Tue Oct 8 23:19:39 BST 2019

On Mon, Oct 07, 2019 at 10:40:28AM +0100, Martin Porter wrote:
> I've sent all.txt which is easy to unpick.

The list held that message due to its size.  Rather than approve it and
send everyone on the list a rather large message, I've cut it up and
created a zip archive which I've put on the website:

https://snowballstem.org/algorithms/kraaij_pohlmann/stemmer.html

> I found dstem.zip on a backup CD I pressed in 2005.

Thanks for finding that.

I had a little look at the original version.

Compiler warnings highlight one problem with it: the gt2() function is
missing `return(TRUE);` at its end, which is undefined behaviour.  It
seems that at least on current x86-64 linux with current GCC that we
happen to get lucky as this doesn't affect the output - presumably
the code generated happens to always have a non-zero value in the return
register when it falls off the end of the function.
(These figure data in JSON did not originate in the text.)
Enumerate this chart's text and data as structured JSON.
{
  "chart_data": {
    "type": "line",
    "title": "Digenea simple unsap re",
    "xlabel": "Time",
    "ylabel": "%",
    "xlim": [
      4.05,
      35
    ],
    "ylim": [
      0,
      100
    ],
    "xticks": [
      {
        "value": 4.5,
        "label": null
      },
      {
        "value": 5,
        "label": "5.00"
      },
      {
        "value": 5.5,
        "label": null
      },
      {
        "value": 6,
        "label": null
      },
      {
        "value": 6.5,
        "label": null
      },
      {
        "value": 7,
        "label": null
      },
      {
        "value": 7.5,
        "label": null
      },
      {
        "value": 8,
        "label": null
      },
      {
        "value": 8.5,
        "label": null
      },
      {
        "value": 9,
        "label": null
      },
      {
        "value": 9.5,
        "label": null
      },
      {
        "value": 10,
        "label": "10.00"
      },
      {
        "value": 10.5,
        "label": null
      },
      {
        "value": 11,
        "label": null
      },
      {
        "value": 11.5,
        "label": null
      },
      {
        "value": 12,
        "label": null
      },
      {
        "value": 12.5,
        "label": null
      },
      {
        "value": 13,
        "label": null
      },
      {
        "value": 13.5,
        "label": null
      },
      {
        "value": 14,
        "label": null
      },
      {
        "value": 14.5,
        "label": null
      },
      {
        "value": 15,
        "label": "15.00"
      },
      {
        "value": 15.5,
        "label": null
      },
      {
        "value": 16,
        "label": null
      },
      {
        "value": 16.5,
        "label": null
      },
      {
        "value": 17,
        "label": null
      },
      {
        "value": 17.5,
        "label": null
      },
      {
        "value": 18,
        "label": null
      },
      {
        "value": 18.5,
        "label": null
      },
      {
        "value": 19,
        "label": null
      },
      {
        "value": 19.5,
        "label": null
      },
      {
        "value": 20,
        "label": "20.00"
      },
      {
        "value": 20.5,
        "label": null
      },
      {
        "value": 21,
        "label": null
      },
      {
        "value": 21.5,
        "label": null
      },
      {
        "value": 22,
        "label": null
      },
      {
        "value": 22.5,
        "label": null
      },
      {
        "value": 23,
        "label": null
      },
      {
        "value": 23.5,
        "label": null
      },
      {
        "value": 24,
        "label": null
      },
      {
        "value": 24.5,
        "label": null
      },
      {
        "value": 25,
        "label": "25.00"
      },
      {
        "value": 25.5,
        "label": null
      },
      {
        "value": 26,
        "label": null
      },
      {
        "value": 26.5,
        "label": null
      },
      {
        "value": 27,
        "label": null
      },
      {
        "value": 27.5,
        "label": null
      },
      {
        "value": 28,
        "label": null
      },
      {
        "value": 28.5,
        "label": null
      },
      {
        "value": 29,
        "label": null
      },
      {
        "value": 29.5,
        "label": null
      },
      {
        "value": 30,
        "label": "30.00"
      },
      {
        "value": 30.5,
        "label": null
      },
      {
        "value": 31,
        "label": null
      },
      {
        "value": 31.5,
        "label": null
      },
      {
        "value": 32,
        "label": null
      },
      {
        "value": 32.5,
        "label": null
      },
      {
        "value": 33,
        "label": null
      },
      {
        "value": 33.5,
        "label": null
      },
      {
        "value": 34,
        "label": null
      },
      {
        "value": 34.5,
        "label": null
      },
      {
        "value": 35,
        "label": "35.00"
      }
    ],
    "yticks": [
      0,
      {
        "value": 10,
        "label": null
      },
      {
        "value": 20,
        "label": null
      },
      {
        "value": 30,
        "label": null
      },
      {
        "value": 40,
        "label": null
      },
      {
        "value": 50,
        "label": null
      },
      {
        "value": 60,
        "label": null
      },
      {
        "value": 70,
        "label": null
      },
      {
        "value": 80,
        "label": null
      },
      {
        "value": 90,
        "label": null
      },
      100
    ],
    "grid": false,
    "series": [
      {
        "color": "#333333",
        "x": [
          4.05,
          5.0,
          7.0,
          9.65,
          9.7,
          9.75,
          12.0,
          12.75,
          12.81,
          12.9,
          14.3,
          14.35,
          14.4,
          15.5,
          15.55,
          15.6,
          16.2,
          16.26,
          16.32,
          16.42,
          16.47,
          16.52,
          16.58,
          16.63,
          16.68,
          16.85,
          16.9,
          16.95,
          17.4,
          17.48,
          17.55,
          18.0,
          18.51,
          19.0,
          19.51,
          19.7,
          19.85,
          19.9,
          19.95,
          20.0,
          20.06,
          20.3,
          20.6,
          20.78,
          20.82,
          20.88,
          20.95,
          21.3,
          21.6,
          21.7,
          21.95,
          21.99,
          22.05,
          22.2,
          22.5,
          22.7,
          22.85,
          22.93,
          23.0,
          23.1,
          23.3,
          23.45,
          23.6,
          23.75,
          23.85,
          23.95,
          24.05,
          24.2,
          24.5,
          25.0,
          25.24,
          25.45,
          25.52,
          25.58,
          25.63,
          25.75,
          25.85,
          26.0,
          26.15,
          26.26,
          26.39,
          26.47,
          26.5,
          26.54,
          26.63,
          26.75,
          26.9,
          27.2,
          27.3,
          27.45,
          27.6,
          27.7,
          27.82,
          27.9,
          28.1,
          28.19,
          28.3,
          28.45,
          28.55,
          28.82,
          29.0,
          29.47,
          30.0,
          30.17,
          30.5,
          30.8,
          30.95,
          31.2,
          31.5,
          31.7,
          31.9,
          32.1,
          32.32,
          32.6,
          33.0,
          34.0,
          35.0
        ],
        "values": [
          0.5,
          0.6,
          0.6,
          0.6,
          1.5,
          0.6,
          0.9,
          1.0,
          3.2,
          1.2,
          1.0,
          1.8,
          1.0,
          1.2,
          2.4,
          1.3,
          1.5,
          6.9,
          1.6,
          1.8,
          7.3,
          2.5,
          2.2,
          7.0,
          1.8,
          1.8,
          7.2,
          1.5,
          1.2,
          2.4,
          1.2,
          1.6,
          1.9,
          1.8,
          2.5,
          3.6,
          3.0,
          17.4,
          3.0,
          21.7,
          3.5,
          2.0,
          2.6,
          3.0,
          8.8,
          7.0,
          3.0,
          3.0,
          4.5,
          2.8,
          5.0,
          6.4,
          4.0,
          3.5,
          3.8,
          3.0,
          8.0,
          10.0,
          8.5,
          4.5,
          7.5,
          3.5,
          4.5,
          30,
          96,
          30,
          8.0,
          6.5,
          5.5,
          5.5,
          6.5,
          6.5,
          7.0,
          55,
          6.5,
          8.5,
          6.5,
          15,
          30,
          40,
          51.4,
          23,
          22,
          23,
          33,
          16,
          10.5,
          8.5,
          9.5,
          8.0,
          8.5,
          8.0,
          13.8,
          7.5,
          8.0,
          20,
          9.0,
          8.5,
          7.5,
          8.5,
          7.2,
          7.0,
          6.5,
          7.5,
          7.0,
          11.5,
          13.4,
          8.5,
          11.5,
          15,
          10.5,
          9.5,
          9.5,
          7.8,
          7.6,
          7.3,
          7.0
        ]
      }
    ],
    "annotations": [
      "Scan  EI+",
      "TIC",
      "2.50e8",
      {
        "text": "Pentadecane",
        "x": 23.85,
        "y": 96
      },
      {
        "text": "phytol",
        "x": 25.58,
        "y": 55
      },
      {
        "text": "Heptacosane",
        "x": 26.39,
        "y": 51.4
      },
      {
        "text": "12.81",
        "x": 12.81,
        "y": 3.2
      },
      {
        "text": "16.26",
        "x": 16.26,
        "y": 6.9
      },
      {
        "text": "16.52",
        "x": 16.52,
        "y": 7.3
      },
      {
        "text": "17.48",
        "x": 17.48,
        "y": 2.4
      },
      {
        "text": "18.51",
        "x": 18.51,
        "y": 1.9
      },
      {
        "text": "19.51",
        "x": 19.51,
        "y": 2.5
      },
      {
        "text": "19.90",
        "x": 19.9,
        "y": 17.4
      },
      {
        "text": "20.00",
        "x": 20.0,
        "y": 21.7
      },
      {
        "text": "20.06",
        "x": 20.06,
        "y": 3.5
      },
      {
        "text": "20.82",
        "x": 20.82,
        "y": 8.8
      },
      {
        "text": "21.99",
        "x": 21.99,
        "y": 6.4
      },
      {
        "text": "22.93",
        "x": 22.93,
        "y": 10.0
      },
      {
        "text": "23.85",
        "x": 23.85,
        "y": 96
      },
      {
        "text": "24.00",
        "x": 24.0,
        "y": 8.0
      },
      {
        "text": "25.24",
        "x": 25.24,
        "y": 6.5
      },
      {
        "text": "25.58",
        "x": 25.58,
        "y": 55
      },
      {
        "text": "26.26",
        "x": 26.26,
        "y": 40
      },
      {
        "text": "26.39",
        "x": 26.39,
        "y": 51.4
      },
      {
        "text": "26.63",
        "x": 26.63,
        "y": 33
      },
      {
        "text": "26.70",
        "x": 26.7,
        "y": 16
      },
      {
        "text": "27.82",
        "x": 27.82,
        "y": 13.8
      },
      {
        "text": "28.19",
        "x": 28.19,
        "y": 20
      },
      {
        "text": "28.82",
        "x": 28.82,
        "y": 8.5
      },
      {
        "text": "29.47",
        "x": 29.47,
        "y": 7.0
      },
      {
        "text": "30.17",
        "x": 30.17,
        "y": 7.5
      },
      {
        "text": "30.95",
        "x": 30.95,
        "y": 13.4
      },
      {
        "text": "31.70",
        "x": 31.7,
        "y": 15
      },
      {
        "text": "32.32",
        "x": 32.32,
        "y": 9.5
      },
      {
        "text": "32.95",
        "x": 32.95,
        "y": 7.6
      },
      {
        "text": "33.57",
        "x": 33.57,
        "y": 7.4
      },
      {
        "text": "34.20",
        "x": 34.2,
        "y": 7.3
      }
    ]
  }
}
I can't exactly reproduce the list of differences in the table at the
URL above though.  The C implementation looks like it expects ISO-8859-1
and if I convert voc.txt to that and the output back to UTF-8 then there
are 220 differences against output.txt compared to the 32 listed.

I wondered if you'd accidentally fed it UTF-8 input when you originally
made that table, as I noticed only one of the 32 differences contains
non-ASCII letters.  However doing that gets me 36 differences - the 32
listed plus these four extras:

Source		KP wrong-enc	Snowball
------          ------------    --------
emiliètje	emilièt		emiliè
liètje		lièt		liè
mariètje	marièt		mariè
ruïneren	ruïneer		ruïner

The other thing I noticed is that the C implementation includes letters
with diacritics in its definition of vowels, but the Snowball version
only considers ASCII letters.  I tried a quick modification to expand
the groupings in the snowball version to match those in the C version,
which reduces the differences from 220 to 153.

The webpage says "demonstration vocabulary [...] of over 45,000" and
our dutch/voc.txt has 45669 entries.  I checked the history and it
doesn't look like this file has been augmented at any point (sometimes
we've added new entries to other lists to serve as a regression test for
a bug fix or change).

Perhaps you compared with an older (or newer) version of the C stemmer?

I guess it's hard to really know this much later.

Cheers,
    Olly